Dans l'avenir chaotique de MM83, les gens n'ont pas d'autre choix que de se ruer dans les fripes et les armoires de leurs ancêtres, pour se créer de nouveaux vêtements. La collection de cette saison est construite autour du livre écrit et dessiné par le directeur de création de Neith Nyer, Francisco Terra. MM83, ou Migurushii Mirai 83, (future disgracieux, en japonais), est une histoire écrite comme un manga, qui se déroule dans un Tokyo délabré, fantasmagorique.

La collection Automne 2018 reflète l'ADN de Neith Nyer, une marque qui cherche à brouiller les lignes. La plupart des vêtements sont portés par des personnages fictifs du livre, et les visages des groupes de rock qu'ils écoutent, sont imprimés sur les pièces réelles de la collection. Les allées et venues constantes, entre la fiction et le défilé, sont destinées à générer un sentiment fantastique. Cette collection s'inscrit aussi dans la culture grunge. C'est un hommage à la vie nocturne bizarre et à sa puissante énergie sexuelle.

Francisco Terra rend hommage aux limites de la vulgarité

Les vêtements ont été conçus pour jouer avec ce que les gens jugent acceptable ou inaccessible, dans la mode. Ils rendent hommage aux limites de la vulgarité, en la transformant en luxe, à travers des matériaux somptueux et un style élégant. Les roses et les imprimés léopard, les volants jumelés au latex, les talons éclaboussés de peinture, tous tordus pour revisiter ce que nous jugeons comme étant bon ou mauvais goût.

« J'ai passé beaucoup de temps à vérifier les vêtements dans les marchés le dimanche à Paris et ses banlieues », explique Francisco Terra. « J'ai trouvé exactement le même type de vêtements et accessoires que je verrais chez moi, au Brésil.
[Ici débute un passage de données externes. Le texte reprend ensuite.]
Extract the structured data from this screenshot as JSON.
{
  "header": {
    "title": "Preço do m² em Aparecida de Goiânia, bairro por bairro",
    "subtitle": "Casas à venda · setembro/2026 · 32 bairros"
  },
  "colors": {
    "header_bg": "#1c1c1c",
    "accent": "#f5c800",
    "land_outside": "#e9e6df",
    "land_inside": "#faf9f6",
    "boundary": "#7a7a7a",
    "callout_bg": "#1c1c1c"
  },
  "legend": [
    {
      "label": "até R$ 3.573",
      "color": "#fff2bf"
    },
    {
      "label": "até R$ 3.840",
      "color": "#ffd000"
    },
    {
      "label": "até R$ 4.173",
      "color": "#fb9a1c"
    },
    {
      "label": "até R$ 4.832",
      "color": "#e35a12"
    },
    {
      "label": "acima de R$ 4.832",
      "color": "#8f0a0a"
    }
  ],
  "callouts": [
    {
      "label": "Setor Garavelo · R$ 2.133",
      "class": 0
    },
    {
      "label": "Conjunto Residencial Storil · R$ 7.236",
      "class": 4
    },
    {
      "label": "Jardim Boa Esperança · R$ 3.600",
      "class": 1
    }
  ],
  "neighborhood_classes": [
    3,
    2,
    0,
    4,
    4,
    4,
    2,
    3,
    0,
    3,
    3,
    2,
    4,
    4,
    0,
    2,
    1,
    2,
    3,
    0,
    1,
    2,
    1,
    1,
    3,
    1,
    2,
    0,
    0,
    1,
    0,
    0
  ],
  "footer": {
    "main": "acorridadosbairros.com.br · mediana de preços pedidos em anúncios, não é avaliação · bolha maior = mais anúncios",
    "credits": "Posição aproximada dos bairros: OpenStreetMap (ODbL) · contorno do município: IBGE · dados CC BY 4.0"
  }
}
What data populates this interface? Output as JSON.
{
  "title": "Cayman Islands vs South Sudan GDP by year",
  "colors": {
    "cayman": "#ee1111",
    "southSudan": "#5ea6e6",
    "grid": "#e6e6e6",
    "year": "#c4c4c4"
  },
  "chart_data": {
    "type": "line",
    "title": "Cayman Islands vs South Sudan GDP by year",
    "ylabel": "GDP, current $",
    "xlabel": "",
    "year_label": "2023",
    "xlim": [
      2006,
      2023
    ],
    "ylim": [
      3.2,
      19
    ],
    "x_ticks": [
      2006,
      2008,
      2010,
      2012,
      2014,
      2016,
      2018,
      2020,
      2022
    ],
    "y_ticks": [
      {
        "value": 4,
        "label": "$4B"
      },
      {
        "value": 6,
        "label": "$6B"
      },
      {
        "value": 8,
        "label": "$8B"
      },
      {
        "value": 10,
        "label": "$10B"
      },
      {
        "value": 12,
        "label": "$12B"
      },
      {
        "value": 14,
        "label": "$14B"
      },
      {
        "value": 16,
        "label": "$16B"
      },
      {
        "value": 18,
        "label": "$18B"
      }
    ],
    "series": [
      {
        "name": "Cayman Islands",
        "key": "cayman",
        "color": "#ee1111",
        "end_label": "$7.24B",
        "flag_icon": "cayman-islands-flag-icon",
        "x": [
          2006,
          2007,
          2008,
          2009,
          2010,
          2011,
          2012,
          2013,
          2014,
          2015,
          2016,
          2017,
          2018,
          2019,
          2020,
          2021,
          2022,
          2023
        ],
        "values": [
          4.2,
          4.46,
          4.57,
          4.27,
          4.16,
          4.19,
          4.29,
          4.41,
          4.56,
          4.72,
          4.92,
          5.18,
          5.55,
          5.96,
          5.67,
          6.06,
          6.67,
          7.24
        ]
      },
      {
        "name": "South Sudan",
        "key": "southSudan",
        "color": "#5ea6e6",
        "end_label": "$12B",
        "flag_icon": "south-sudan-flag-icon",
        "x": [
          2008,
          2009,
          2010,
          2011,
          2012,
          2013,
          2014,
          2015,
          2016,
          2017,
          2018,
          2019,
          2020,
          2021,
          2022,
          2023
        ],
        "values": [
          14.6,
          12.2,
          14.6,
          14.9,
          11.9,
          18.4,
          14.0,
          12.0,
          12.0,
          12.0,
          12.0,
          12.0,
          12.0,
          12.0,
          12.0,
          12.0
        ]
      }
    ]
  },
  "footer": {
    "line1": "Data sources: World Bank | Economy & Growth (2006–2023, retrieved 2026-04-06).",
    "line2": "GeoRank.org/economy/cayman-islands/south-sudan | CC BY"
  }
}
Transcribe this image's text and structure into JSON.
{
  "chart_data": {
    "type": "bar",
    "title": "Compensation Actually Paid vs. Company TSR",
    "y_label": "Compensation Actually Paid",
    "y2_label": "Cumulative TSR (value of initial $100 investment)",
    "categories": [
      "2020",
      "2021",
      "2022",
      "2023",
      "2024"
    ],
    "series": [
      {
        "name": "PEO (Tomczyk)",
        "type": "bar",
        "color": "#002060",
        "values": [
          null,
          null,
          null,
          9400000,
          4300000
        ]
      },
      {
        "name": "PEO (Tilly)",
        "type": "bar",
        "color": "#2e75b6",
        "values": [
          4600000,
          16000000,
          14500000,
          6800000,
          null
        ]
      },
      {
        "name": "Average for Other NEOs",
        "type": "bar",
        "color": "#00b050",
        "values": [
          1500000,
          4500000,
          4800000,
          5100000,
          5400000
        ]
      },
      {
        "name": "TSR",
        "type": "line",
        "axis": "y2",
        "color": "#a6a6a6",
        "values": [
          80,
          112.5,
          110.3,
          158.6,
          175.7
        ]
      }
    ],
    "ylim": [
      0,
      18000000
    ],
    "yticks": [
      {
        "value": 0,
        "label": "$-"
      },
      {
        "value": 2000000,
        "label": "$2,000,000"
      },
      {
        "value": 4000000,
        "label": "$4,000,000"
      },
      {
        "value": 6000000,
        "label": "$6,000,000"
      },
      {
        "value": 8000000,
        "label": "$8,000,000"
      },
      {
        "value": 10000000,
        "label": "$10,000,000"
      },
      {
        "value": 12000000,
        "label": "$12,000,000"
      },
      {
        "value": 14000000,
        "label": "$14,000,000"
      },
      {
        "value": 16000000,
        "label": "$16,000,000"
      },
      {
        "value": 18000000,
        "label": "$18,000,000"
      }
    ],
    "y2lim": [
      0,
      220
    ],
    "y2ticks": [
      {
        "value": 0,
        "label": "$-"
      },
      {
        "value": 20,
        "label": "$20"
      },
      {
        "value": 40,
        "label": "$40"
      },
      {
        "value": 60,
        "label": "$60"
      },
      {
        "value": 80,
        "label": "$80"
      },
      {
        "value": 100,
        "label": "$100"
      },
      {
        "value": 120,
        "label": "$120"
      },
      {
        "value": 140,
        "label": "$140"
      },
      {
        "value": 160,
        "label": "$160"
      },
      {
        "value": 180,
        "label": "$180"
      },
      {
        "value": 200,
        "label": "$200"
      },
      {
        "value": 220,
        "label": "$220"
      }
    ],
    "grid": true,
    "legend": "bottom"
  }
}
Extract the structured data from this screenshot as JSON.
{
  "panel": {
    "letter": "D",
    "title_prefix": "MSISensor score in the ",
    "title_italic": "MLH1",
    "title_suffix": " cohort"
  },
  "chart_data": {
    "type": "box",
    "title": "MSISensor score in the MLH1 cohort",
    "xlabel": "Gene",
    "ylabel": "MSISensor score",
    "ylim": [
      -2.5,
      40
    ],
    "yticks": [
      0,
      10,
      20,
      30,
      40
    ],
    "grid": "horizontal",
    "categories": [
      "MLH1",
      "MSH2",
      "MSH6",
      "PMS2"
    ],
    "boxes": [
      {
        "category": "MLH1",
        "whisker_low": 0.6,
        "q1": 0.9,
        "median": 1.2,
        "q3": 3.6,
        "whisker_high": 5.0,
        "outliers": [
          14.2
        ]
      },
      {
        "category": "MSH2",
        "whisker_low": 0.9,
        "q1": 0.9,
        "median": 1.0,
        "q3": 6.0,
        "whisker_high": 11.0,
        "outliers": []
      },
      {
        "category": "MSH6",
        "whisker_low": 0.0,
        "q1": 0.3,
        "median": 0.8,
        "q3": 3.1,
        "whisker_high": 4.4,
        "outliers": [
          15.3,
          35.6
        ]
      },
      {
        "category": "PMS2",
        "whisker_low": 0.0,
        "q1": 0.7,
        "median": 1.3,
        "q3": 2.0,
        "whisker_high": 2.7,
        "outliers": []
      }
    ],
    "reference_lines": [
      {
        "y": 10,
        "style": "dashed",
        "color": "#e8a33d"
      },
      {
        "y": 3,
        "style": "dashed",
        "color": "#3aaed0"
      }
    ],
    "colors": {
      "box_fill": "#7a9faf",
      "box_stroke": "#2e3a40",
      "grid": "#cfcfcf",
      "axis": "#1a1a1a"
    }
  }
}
Il y a presque un goût international pour le mauvais goût ! Ce qui brille et attire l'œil : cristaux, fausse fourrure, transparence ... Nous partageons tous un goût commun pour cette esthétique, lorsque mon équipe et moi avons construit cette collection, après avoir visité l'exposition Vulgar in Fashion, au Barbican à Londres ».

Francisco Terra a grandi au Brésil et a commencé sa carrière à Paris pour des maisons comme Givenchy et Carven. Sa marque porte le nom de sa grand-mère, qui lui a appris à coudre, et lui a donné le goût des vêtements.